We are testing Buttonless Secure DFU without bonds using the windows nRF Connect app. If I open the "Secure DFU" service in our app, enable notification for "Buttonless Secure DFU without bonds", and write 01 to it, the device directly reboots to DFU mode. I can then find the device in DFU mode and connect to it (name DfuTarg). I can then click the "Start Secure DFU" button and update the firmware. Everything is fine.

But our app also displays the "Start Secure DFU" button. If I click this then everything freeze for 100 seconds before the reboot and download starts. In this case everything works automatic. But why is there a 100s delay ? Is this more automatic mode supposed to be supported by nRF-Connect or is the button displayed because I have my advertising set up wrong ?

We use nRF Connect v3.3.0 and SDK 15.3.0 and nRF52832.

Thanks

Parents
  • Hi,

    enable notification for "Buttonless Secure DFU without bonds", and write 01 to it, the device directly reboots to DFU mode.

     The DFU start button does the same as you describe. It starts by enabling indications on the buttonless characteristic, then it writes 0x1 to make the app enter Bootloader DFU mode. This should not be any slower than doing it manually. I tried to replicate this as well with the template app, but there was no noticeable delay.  

    Do you have logging/LED indications to indicate what state the board is in during the 100s delay? E.g., if the app or bootloader is running, and if it's an active connection or advertising during this time. 

Reply
  • Hi,

    enable notification for "Buttonless Secure DFU without bonds", and write 01 to it, the device directly reboots to DFU mode.

     The DFU start button does the same as you describe.
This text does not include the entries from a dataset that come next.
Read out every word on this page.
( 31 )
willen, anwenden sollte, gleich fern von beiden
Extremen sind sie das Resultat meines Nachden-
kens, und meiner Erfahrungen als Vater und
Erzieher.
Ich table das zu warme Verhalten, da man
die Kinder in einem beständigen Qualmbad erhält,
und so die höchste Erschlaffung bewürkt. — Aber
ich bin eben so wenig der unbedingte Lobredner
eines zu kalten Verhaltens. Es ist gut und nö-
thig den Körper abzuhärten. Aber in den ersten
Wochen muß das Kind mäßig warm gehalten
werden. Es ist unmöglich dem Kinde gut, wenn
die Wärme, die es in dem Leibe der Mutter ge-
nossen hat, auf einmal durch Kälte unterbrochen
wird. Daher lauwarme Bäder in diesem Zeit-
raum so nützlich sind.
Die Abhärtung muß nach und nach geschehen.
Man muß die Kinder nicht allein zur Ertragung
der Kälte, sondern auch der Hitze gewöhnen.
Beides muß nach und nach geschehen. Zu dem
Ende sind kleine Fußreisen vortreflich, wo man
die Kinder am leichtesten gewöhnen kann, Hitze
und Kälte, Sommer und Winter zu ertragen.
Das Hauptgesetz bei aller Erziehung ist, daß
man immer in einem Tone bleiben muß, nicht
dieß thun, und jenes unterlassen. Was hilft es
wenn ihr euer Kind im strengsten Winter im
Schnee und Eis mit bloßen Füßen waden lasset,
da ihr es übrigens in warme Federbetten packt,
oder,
It starts by enabling indications on the buttonless characteristic, then it writes 0x1 to make the app enter Bootloader DFU mode. This should not be any slower than doing it manually. I tried to replicate this as well with the template app, but there was no noticeable delay.  

    Do you have logging/LED indications to indicate what state the board is in during the 100s delay? E.g., if the app or bootloader is running, and if it's an active connection or advertising during this time. 

Children
  • I managed to capture a wireshark trace of the event which I believe holds the answer, though I don't understand it. At log no 1986 (27 seconds) I push the DFU button. The nRF Connect app queries my app on a number of faulty handles which takes exactly 100 seconds. At log no 2532 nRF Connect writes the DFU attribute and things proceed (though that's not in the log as I didn't capture the bootloader traffic). My app must be declaring something wrong at connection.

    dfu_hang_2.pcapng

  • Thanks for providing the sniffer trace! It looks nRF connect is starting to retrieve information about every attribute handle as soon as you click "DFU start". It would have been interesting to know if it did the same when you do it manually.

    In any case, the DFU start command appears to get delayed until the service discovery is completed, which takes quite a while considering the large attribute table and long connection interval (400 ms). As a test, please try to use a shorter connection interval and see how it impacts the delay. To do that you can either change the preferred connection interval range in your FW app, or you can make nRF connection ignore the connection parameter update requests from your device.